Inventories consisted of the following:
September 30, 1997 June 30, 1997
------------------ -------------
Raw materials $ 86,954 $ 61,949
Work-in-process 94,295 111,961
Finished goods 446,290 347,150
------- -------
$ 627,539 $ 521,060
======= =======
3. Revenue Recognition
The Company derives most of its revenue from a combination of fees charged to
accept waste materials and from the sale of its products. Revenue recognition of
the fees charged to accept the waste material is deferred until the material is
placed through the conversion process. Revenue is recognized for the sale of
products upon shipment to customers.
For the three months ended September 30, 1997, 89.6% of the Company's revenue
was derived from four major customers. Revenue generated from each of these
customers amounted to $160,856, $52,266, $41,607, and $36,442 which represents
49.5%, 16.1%, 12.8%, and 11.2% of total revenue, respectively. For the three
months ended September 30, 1996, 70.4% of the Company's revenue was derived from
three major customers. Revenue generated from each of these customers amounted
to $145,343, $62,039, and $34,979 which represents 42.2%, 18.0%, and 10.2% of
total revenue, respectively.
6
<PAGE>
4. Reserve for Disposal
Dunkirk International Glass and Ceramics Corporation ("Dunkirk"), the
wholly-owned subsidiary of the Company, began accepting waste materials
(primarily CRT glass) in early 1994. Upon accepting the waste materials, Dunkirk
established a reserve for the potential disposal costs for the waste materials
accepted, in the event that the conversion processes being developed were not
successful. From July 1, 1996 to September 30, 1996, the Company increased the
reserve by approximately $14,000. From July 1, 1997 to September 30, 1997, the
Company decreased the reserve by approximately $62,000. The increases/decreases
in the reserve, which substantially resulted from changes in the volume of
inventory, have been charged/credited against operations. The Company intends to
adjust the reserve when the conversion processes prove commercially successful.
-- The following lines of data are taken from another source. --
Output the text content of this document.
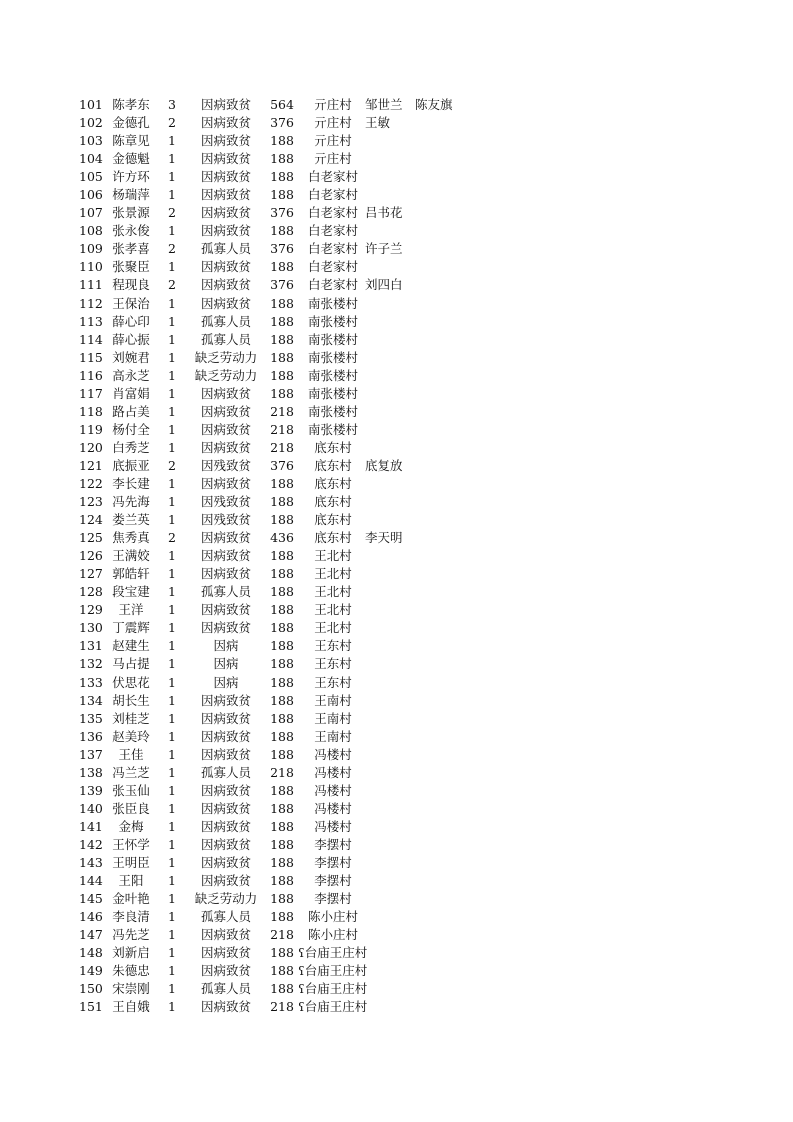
101 陈孝东	3	因病致贫	564	亓庄村	邹世兰 陈友旗
102 金德孔	2	因病致贫	376	亓庄村	王敏
103 陈章见	1	因病致贫	188	亓庄村
104 金德魁	1	因病致贫	188	亓庄村
105 许方环	1	因病致贫	188	白老家村
106 杨瑞萍	1	因病致贫	188	白老家村
107 张景源	2	因病致贫	376	白老家村 吕书花
108 张永俊	1	因病致贫	188	白老家村
109 张孝喜	2	孤寡人员	376	白老家村 许子兰
110 张聚臣	1	因病致贫	188	白老家村
111 程现良	2	因病致贫	376	白老家村 刘四白
112 王保治	1	因病致贫	188	南张楼村
113 薛心印	1	孤寡人员	188	南张楼村
114 薛心振	1	孤寡人员	188	南张楼村
115 刘婉君	1	缺乏劳动力	188	南张楼村
116 高永芝	1	缺乏劳动力	188	南张楼村
117 肖富娟	1	因病致贫	188	南张楼村
118 路占美	1	因病致贫	218	南张楼村
119 杨付全	1	因病致贫	218	南张楼村
120 白秀芝	1	因病致贫	218	底东村
121 底振亚	2	因残致贫	376	底东村	底复放
122 李长建	1	因病致贫	188	底东村
123 冯先海	1	因残致贫	188	底东村
124 娄兰英	1	因残致贫	188	底东村
125 焦秀真	2	因病致贫	436	底东村	李天明
126 王满姣	1	因病致贫	188	王北村
127 郭皓轩	1	因病致贫	188	王北村
128 段宝建	1	孤寡人员	188	王北村
129	王洋	1	因病致贫	188	王北村
130 丁震辉	1	因病致贫	188	王北村
131 赵建生	1	因病	188	王东村
132 马占提	1	因病	188	王东村
133 伏思花	1	因病	188	王东村
134 胡长生	1	因病致贫	188	王南村
135 刘桂芝	1	因病致贫	188	王南村
136 赵美玲	1	因病致贫	188	王南村
137	王佳	1	因病致贫	188	冯楼村
138 冯兰芝	1	孤寡人员	218	冯楼村
139 张玉仙	1	因病致贫	188	冯楼村
140 张臣良	1	因病致贫	188	冯楼村
141	金梅	1	因病致贫	188	冯楼村
142 王怀学	1	因病致贫	188	李摆村
143 王明臣	1	因病致贫	188	李摆村
144	王阳	1	因病致贫	188	李摆村
145 金叶艳	1	缺乏劳动力	188	李摆村
146 李良清	1	孤寡人员	188	陈小庄村
147 冯先芝	1	因病致贫	218	陈小庄村
148 刘新启	1	因病致贫	188 ʕ台庙王庄村
149 朱德忠	1	因病致贫	188 ʕ台庙王庄村
150 宋崇刚	1	孤寡人员	188 ʕ台庙王庄村
151 王自娥	1	因病致贫	218 ʕ台庙王庄村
5. Net Income (Loss) Per Common Share
The net income (loss) per common share is based on the net income (loss)
attributable to common shareholders for the three-month period, divided by the
weighted average number of common shares outstanding during the period
(excluding 740,559 common shares that were deposited into escrow in connection
with the Company's initial public offering, and including 1,023,054 shares of
the Company's common stock into which the Company's original Series A Preferred
Stock was converted upon the closing of the initial public offering). Common
Stock equivalents such as stock options and warrants are included when their
effect is not anti-dilutive. The weighted average number of common shares
outstanding at September 30, 1997 and 1996 was 4,874,695 and 4,709,186,
respectively. The discount on the issuance of the Company's Series A Convertible
Preferred Stock (the "Preferred Stock") represents the aggregate discount
(difference) between the conversion price of the Preferred Stock and the fair
market value of the Company's Common Stock on each of the issuance dates of the
Preferred Stock by the Company in August and September 1997 (see Note 7).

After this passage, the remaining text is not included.